Danish band Yung already released one of our favourite albums of the year with Ongoing Dispute, but their vocalist, Mikkel Holm Silkjær aka Holm is gearing up to release his debut solo album, Why Don’t You Dance. Named after the Raymond Carver short story from his classic collection What We Talk About When We Talk About Love, Holm says Why Don’t You Dance“made me realise I’d been in a dark place for a long time, and that I hadn’t really been vocal about not feeling well, but it was there in the songs. There was this overwhelming sense of realising things weren’t going the way I wanted. As soon as I read the story, I wrote the last song for the album.”
Today he shares lead single “Back Home”, saying: “At times you bump into compelling people that truly fascinate you. It can be in a friendly context or a romantic context. Sometimes you meet someone where it’s more the naive perception of their life, which is never quite accurate, that compels you. Nevertheless, the song is about wanting to engage in some sort of a relation with a person, but not knowing how to make it happen. In some way it’s quite a banal feeling, which is why I think a lot of people might have felt it at some point, I certainly have been confronted with that sensation once or twice. The song references a specific incident in my life, but to anyone else it might mean something different, and that is, I think, the beauty about a banality.”
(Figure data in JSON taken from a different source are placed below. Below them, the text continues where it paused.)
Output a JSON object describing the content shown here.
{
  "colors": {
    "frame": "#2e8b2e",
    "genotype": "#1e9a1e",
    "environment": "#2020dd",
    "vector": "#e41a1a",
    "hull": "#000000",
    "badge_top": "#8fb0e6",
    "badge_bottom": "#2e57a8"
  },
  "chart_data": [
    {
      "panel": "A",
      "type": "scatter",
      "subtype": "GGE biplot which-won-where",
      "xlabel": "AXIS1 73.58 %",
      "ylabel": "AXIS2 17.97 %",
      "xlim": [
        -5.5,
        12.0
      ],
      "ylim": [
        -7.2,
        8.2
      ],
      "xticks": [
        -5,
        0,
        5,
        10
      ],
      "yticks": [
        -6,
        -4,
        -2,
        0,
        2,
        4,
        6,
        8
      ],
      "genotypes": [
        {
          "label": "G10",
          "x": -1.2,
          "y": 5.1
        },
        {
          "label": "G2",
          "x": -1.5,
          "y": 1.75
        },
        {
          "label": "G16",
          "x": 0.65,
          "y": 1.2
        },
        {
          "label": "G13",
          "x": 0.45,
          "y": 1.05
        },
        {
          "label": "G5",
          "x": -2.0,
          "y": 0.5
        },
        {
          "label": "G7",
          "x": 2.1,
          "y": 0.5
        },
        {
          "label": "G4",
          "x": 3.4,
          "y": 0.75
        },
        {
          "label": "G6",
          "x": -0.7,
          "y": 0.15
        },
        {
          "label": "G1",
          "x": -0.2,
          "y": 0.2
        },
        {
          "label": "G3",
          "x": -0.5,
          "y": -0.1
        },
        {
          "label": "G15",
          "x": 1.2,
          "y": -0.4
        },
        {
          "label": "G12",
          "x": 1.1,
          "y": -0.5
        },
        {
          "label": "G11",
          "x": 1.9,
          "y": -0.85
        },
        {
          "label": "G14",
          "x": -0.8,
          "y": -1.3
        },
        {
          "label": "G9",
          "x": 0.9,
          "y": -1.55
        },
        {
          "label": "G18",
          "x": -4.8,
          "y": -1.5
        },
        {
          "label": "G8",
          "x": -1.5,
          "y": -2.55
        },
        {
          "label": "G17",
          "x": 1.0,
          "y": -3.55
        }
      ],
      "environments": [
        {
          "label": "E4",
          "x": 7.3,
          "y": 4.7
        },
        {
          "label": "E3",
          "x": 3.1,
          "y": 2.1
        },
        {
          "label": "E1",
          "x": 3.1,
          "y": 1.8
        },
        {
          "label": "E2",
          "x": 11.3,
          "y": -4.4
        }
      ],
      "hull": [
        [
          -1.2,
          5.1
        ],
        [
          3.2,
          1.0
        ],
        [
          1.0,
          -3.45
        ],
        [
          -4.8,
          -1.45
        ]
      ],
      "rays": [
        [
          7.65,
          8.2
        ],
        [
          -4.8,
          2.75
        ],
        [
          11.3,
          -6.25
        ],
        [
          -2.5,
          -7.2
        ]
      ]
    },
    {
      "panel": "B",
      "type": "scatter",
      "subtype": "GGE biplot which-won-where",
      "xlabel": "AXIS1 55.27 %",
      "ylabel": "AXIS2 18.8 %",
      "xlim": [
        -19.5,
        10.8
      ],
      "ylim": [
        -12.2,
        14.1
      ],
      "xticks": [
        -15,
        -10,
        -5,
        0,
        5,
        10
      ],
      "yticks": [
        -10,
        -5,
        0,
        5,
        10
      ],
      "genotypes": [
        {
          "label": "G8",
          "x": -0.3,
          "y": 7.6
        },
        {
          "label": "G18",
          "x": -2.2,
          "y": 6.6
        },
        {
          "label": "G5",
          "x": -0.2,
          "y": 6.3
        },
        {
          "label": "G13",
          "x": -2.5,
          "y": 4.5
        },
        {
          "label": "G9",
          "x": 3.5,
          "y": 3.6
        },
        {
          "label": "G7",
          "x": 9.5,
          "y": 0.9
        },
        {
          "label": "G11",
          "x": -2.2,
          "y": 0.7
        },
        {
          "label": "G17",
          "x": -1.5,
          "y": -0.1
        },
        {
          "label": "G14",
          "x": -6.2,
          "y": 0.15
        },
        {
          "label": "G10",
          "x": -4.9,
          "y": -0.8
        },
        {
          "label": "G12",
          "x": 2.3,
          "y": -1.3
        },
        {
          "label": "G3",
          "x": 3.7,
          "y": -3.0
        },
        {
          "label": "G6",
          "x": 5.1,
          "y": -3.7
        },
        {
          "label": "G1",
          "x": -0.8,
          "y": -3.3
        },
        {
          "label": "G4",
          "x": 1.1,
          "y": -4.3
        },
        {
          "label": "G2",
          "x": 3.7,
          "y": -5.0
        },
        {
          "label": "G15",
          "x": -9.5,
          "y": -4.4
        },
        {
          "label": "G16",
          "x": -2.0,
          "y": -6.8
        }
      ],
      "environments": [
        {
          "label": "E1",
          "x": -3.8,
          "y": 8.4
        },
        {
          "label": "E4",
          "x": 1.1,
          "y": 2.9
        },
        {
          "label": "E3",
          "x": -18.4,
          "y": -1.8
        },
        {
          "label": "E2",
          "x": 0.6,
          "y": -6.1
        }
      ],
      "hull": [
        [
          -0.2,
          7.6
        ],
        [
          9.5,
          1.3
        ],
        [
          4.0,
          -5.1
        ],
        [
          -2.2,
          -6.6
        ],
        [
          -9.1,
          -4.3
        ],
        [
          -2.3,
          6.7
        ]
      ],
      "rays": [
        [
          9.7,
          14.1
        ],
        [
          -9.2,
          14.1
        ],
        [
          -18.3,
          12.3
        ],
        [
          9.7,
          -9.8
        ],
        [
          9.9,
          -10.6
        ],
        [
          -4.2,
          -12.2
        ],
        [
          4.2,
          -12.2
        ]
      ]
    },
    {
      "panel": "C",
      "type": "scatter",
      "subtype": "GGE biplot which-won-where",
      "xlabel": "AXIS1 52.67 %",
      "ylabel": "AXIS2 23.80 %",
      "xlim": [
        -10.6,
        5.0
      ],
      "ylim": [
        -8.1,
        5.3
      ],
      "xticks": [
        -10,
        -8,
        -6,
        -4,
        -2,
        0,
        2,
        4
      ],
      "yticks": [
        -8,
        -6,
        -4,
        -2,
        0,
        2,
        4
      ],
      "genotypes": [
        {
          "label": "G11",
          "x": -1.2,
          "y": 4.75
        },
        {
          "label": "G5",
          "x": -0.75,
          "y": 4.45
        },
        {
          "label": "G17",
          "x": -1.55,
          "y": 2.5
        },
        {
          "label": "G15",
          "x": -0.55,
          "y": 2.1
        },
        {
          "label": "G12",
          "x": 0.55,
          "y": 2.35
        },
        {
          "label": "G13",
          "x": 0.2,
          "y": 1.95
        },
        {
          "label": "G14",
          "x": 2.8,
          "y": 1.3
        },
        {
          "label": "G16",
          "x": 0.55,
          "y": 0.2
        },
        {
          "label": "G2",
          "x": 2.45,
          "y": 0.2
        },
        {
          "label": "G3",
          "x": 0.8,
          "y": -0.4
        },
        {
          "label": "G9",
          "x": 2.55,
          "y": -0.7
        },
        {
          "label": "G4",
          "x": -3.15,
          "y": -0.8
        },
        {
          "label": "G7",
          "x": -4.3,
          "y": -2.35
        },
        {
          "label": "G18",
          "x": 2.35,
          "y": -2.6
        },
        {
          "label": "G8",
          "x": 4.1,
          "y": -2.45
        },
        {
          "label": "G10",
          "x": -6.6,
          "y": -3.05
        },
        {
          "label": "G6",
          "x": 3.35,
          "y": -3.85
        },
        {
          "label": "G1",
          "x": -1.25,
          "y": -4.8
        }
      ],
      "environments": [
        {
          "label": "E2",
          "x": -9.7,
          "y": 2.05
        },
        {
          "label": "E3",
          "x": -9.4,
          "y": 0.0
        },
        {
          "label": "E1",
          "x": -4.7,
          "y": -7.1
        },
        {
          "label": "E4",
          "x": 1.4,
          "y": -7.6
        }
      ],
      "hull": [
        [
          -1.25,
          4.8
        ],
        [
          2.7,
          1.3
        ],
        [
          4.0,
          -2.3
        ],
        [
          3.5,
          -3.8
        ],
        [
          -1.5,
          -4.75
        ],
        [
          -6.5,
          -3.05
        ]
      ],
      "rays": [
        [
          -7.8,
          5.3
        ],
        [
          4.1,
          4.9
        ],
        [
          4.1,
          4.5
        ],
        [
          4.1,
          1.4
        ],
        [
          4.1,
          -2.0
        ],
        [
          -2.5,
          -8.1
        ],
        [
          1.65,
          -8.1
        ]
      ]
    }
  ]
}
“Back Home” begins with Holm’s characterful drawl draped over minimal piano keys, giving us a picture of someone, perhaps slightly tipsy, lost in that banal feeling of loneliness; “Your questioning eyes left me exposed / and you questioned my ways when I cried out for you to stay.” From there, “Back Home” picks up energy with the gradual insertion of guitars, but this only serves to emphasise Holm’s desperate isolation, his voice lifting into a beseeching lilt as he sings “won’t you follow me back home / won’t you promise me that I’m never gonna be alone.” It seems that promise never comes, as “Back Home” blusters into a full-on barroom stormer, his feelings remaining ripe and unrequited, his wishes for someone to follow him “Back Home” being cried out to the ether with no response, no hope of connection, no hope of companionship. It’s a dark but undeniably resounding song.